In Ergänzung zu diesen Investitionen und Einrichtungen müssen wir alle zu einer effektiveren Senkung des klimabedingten Risikos sowie zur Verbesserung der Ernährungssicherheit beitragen. Entsprechende Maßnahmen sollten unter anderem Folgendes beinhalten: einen verbesserten Zugang für Landwirtinnen und Landwirte zu nachhaltigen Wasserressourcen für die Lebensmittelproduktion, Ernährung und Resilienz; die Bereitstellung von sauberen Energiequellen für alle Personen weltweit; die Ausweitung von Klimainformationsdiensten sowie der sozialen Sicherheitsnetzwerke für Personen, die von negativen Klimaereignissen am schwersten betroffen sind; und die gleichzeitige Verbesserung der Gesundheit der Ökosysteme, die für die Aufrechterhaltung der Kernfunktionen, die unseren Ernährungssystemen zugrunde liegen, eine zentrale Rolle spielen.

 

Keine dieser Maßnahmen dient direkt einer erheblichen Senkung der Emissionen, da der Großteil der Emissionen nicht in den ärmsten Ländern, sondern im Globalen Norden entsteht.
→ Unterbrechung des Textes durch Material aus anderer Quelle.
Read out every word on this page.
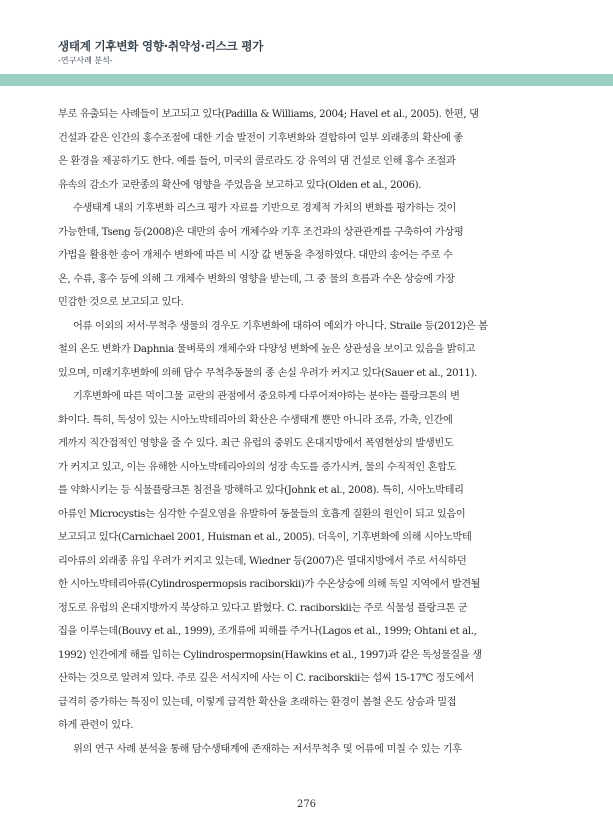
생태계 기후변화 영향·취약성·리스크 평가
-연구사례 분석-
부로 유출되는 사례들이 보고되고 있다(Padilla & Williams, 2004; Havel et al., 2005). 한편, 댐
건설과 같은 인간의 홍수조절에 대한 기술 발전이 기후변화와 결합하여 일부 외래종의 확산에 좋
은 환경을 제공하기도 한다. 예를 들어, 미국의 콜로라도 강 유역의 댐 건설로 인해 홍수 조절과
유속의 감소가 교란종의 확산에 영향을 주었음을 보고하고 있다(Olden et al., 2006).
수생태계 내의 기후변화 리스크 평가 자료를 기반으로 경제적 가치의 변화를 평가하는 것이
가능한데, Tseng 등(2008)은 대만의 송어 개체수와 기후 조건과의 상관관계를 구축하여 가상평
가법을 활용한 송어 개체수 변화에 따른 비 시장 값 변동을 추정하였다. 대만의 송어는 주로 수
온, 수류, 홍수 등에 의해 그 개체수 변화의 영향을 받는데, 그 중 물의 흐름과 수온 상승에 가장
민감한 것으로 보고되고 있다.
어류 이외의 저서·무척추 생물의 경우도 기후변화에 대하여 예외가 아니다. Straile 등(2012)은 봄
철의 온도 변화가 Daphnia 물벼룩의 개체수와 다양성 변화에 높은 상관성을 보이고 있음을 밝히고
있으며, 미래기후변화에 의해 담수 무척추동물의 종 손실 우려가 커지고 있다(Sauer et al., 2011).
기후변화에 따른 먹이그물 교란의 관점에서 중요하게 다루어져야하는 분야는 플랑크톤의 변
화이다. 특히, 독성이 있는 시아노박테리아의 확산은 수생태계 뿐만 아니라 조류, 가축, 인간에
게까지 직간접적인 영향을 줄 수 있다. 최근 유럽의 중위도 온대지방에서 폭염현상의 발생빈도
가 커지고 있고, 이는 유해한 시아노박테리아의의 성장 속도를 증가시켜, 물의 수직적인 혼합도
를 약화시키는 등 식물플랑크톤 침전을 방해하고 있다(Johnk et al., 2008). 특히, 시아노박테리
아류인 Microcystis는 심각한 수질오염을 유발하여 동물들의 호흡계 질환의 원인이 되고 있음이
보고되고 있다(Carnichael 2001, Huisman et al., 2005). 더욱이, 기후변화에 의해 시아노박테
리아류의 외래종 유입 우려가 커지고 있는데, Wiedner 등(2007)은 열대지방에서 주로 서식하던
한 시아노박테리아류(Cylindrospermopsis raciborskii)가 수온상승에 의해 독일 지역에서 발견될
정도로 유럽의 온대지방까지 북상하고 있다고 밝혔다. C. raciborskii는 주로 식물성 플랑크톤 군
집을 이루는데(Bouvy et al., 1999), 조개류에 피해를 주거나(Lagos et al., 1999; Ohtani et al.,
1992) 인간에게 해를 입히는 Cylindrospermopsin(Hawkins et al., 1997)과 같은 독성물질을 생
산하는 것으로 알려져 있다. 주로 깊은 서식지에 사는 이 C. raciborskii는 섭씨 15-17℃ 정도에서
급격히 증가하는 특징이 있는데, 이렇게 급격한 확산을 초래하는 환경이 봄철 온도 상승과 밀접
하게 관련이 있다.
위의 연구 사례 분석을 통해 담수생태계에 존재하는 저서무척추 및 어류에 미칠 수 있는 기후
276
Infolgedessen müssen wir nicht nur die dringend benötigten Investitionen in die Anpassung der ärmeren Länder an die Folgen des Klimawandels tätigen (nach Möglichkeit in Verbindung mit einer Emissionssenkungen), sondern auch die effiziente Reduzierung von Emissionen, die in reichen Ländern generiert werden, zur Priorität erklären. Jeder ist zur Handlung aufgerufen und jeder kann einen Beitrag leisten.  Die EU hat neue Umweltvorschriften erlassen, um die Biodiversität zu erhalten und den Klimawandel zu bekämpfen. Obwohl diese Vorschriften für die Bekämpfung des Klimawandels unerlässlich sind, kann eine unsachgemäße Umsetzung die Ernährungsunsicherheit in armen Ländern sowie die Abholzung von Regenwäldern verstärken.

 

Auch wenn es uns vermutlich nicht gelingen wird, den weltweiten Temperaturanstieg unter 1,5 °C zu halten, können wir die Zunahme von Emissionen erheblich verlangsamen und die nachteiligen Folgen für die Ernährungssicherheit und die Lebensgrundlage der ärmsten Bevölkerungen eindämmen. Wenn wir Leben und Lebensgrundlagen retten wollen, müssen wir jetzt handeln!